ART W23AC – Data Arts

Created by Associate Professor Greg Niemeyer at UC Berkeley

Pricing: $2,100.00 

Units: 4 semester units

Can we measure everything? What is the role of privacy? Can we count beauty? Is data always fair? This course explores participation as the foundation of online citizenship. Participation is based on data literacy and community awareness. Through online assignments, peer reviews and video chats, students form communities of explorers and innovators who challenge data culture through creative interventions including surveys, visualization, animation, video, interaction design, music and other forms of digital expression. Assignments are based on readings about media theory, abstraction, interactivity, design theory, archives, performance, identity, privacy, automation, aggregation, networking, diffusion, diffraction and subversion.


Important Dates

Registration opens: November 12, 2015
Registration ends: January 18, 2016
First day of instruction: January 19, 2016
Last day of instruction: May 6, 2016

For a full set of dates please review Important Dates and Deadlines.
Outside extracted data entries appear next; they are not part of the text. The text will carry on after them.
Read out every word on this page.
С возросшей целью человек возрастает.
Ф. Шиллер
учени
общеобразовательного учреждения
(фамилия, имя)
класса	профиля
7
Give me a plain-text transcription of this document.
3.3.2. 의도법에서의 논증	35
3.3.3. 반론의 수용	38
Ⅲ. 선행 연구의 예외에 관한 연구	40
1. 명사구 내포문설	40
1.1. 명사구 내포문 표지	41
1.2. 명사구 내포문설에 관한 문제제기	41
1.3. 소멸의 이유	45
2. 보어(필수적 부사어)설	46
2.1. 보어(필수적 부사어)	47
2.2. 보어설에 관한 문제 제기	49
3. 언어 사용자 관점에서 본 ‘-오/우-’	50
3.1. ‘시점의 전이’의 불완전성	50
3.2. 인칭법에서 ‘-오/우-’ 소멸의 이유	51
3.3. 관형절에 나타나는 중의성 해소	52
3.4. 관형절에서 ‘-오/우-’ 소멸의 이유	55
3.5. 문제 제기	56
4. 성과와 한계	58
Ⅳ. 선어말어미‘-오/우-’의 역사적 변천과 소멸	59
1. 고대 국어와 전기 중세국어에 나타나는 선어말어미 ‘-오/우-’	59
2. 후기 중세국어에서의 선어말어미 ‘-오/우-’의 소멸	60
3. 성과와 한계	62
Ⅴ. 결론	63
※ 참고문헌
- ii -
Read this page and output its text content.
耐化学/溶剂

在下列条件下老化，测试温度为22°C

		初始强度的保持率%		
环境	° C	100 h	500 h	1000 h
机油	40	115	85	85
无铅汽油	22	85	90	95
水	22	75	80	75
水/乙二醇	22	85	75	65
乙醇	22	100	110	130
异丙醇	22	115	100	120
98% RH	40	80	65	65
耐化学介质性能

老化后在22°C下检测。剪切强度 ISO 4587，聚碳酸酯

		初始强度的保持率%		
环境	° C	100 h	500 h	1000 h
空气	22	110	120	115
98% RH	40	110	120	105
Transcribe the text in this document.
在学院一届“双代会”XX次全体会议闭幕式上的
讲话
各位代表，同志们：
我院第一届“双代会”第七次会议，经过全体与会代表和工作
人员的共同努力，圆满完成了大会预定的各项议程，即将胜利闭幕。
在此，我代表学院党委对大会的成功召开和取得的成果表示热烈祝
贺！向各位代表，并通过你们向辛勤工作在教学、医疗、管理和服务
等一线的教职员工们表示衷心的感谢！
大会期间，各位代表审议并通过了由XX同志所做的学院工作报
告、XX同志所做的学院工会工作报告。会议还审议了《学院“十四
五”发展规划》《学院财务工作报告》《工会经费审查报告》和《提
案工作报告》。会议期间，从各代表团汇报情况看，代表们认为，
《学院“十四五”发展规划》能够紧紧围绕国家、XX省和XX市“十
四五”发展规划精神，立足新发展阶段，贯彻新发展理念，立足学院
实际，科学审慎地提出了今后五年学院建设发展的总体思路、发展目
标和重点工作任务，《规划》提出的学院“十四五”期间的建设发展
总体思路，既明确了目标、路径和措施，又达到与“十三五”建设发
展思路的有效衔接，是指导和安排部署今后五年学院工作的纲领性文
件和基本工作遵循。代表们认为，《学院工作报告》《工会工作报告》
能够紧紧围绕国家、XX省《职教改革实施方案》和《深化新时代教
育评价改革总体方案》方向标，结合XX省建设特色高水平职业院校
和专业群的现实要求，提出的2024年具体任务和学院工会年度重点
Please click here to download the syllabus for this course.

Course Video

Additional Course Fees


More About the Course

From tax returns and health records to social media and traffic updates, many aspects of our lives depend on information stored in networked databases. Data Cultures is a new online course that teaches ways to research, question, and innovate such databases to better understand how they can affect our human experiences both positively and negatively. Explore the origins of data, the invention of databases, and many of the liberating and oppressive effects of data on our daily lives. Most importantly, you will learn to be a thoughtful participant in data cultures by questioning data-driven media and by expressing your values, hopes and concerns through innovation and collaboration. Topics covered include: history of data culture, critical analysis of existing data-driven media, basic database queries, surveillance studies, celebrity, networking, digital divides, digital redlining, basic data analysis, interface design, information visualization and rapid prototyping. The core activity in this art course is to engage with data culture issues through creative reflection. Rather than writing, you will draw, film, animate, photograph and program web content to advance your ideas about data culture, and your peers will have ample chances to view, dialogue and of course rate your creative efforts.




Greg Niemeyer


Meet the Faculty

Greg Niemeyer
Greg Niemeyer is an Associate Professor for New Media at UC Berkeley's Department of Art Practice where he works with the Berkeley Center for New Media, the Center for Information Technology Research in the Interest of Society (CITRIS), and the Data and Democracy Initiative focusing on the critical analysis of the impact of new media on human experiences. Niemeyer's creative work focuses on the mediation between humans as individuals and humans as a collective through digital tools, and emphasizes playful responses to technology. Some of his most recognized art projects include Gravity (Cooper Union, NYC, 1997), PING (SFMOMA, 2001), Oxygen Flute, with Chris Chafe (SJMA, 2002), Organum (Pacific Film Archive, 2003), Ping 2.0 (Paris, La Villette Numerique, 2004), Organum Playtest (2005), and Good Morning Flowers (SFIFF 2006, Townhouse Gallery, Cairo, Egypt, 2006), and, with Joe McKay, the Balance Game (Cairo 2007, London, 2007). The Black Cloud (2008) was funded by the MacArthur Foundation to provide an alternate reality game and a social network for sensing air quality and taking actions to benefit indoor air quality. The project has evolved into a startup company, Aclima Inc., where Greg serves as the Senior Advisor for Social Engagement. Assistant Professor Niemeyer has also developed several mobile neurotherapeutic games in collaboration with the MIND Institute at UC Davis and with the Montreal Neurological Institute. Prior to his post at UC Berkeley, Niemeyer received his MFA from Stanford University in New Genres in 1997 where he founded and directed the Stanford University Digital Art Center (SUDAC).